Digital Rights Management has been a political minefield for publishers and developers, reviled by consumers and difficult to balance between piracy and fiscal validity. Many companys, like Ubisoft, have tried unique models to mixed success, but Sega’s new system may provide the equality gamers have been clamoring for. Thanks to Game Politics, a spreadsheet of details on the new prototype (to be first implemented on the upcoming Alpha Protocol) can be found after the jump.
- Alpha Protocol uses Uniloc: SoftAnchor.
- Uniloc: SoftAnchor requires an internet connection to activate, though you don’t need to always be connected to play the game, and the web site offers a work-around if you don’t have an internet connection on the PC you install it on.

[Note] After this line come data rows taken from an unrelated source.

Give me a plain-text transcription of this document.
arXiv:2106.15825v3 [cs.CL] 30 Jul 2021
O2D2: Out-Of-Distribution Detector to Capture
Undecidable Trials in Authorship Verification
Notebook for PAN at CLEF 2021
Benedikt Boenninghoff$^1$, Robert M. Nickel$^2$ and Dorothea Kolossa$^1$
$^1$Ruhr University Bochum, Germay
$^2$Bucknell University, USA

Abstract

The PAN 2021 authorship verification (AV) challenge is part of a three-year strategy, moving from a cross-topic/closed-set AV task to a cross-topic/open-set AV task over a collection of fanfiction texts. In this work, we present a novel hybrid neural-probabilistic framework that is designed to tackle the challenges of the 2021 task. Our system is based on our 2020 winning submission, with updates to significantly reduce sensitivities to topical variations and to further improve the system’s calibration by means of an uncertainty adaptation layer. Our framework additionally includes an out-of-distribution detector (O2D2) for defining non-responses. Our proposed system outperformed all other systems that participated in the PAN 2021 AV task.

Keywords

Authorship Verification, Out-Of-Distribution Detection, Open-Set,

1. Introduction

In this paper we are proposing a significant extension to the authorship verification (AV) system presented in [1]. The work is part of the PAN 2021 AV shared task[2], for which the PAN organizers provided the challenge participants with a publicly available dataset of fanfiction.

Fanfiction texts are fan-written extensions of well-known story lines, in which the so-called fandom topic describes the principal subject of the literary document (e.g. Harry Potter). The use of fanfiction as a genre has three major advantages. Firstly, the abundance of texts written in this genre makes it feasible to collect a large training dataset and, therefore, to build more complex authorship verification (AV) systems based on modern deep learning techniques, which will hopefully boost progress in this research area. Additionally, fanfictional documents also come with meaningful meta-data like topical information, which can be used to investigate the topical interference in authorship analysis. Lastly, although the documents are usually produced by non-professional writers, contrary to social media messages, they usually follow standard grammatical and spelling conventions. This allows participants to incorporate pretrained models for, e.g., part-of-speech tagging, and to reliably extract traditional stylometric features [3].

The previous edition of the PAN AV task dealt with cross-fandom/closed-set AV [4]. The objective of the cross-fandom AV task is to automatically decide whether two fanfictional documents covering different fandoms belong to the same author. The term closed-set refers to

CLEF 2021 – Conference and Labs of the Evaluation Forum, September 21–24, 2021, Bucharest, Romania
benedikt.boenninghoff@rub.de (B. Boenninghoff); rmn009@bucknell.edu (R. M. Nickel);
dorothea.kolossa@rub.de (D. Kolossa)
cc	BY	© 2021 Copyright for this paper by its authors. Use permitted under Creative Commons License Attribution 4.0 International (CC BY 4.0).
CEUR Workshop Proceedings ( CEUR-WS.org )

- The PC version of Alpha Protocol uses an internet based licensing system, where, after installation, the user is required to enter a product registration code (license key) in order to begin playing the game.
- You do not have to have the disc in your drive to play the game.
- The game does not use SteamWorks, and the Steam version of the game will use Uniloc DRM.
- The game can be installed on up to 5 different computers at any one time using the license key the game comes with.
- There is a limit to the number of computers you can use Alpha Protocol on at any one time, but Sega says that the company is not restricting the number of computers you can install the game on over the life of the product.
- Sega will provide a version of the game without DRM using a future patch that it expects to make available 18-24 months after the game’s release.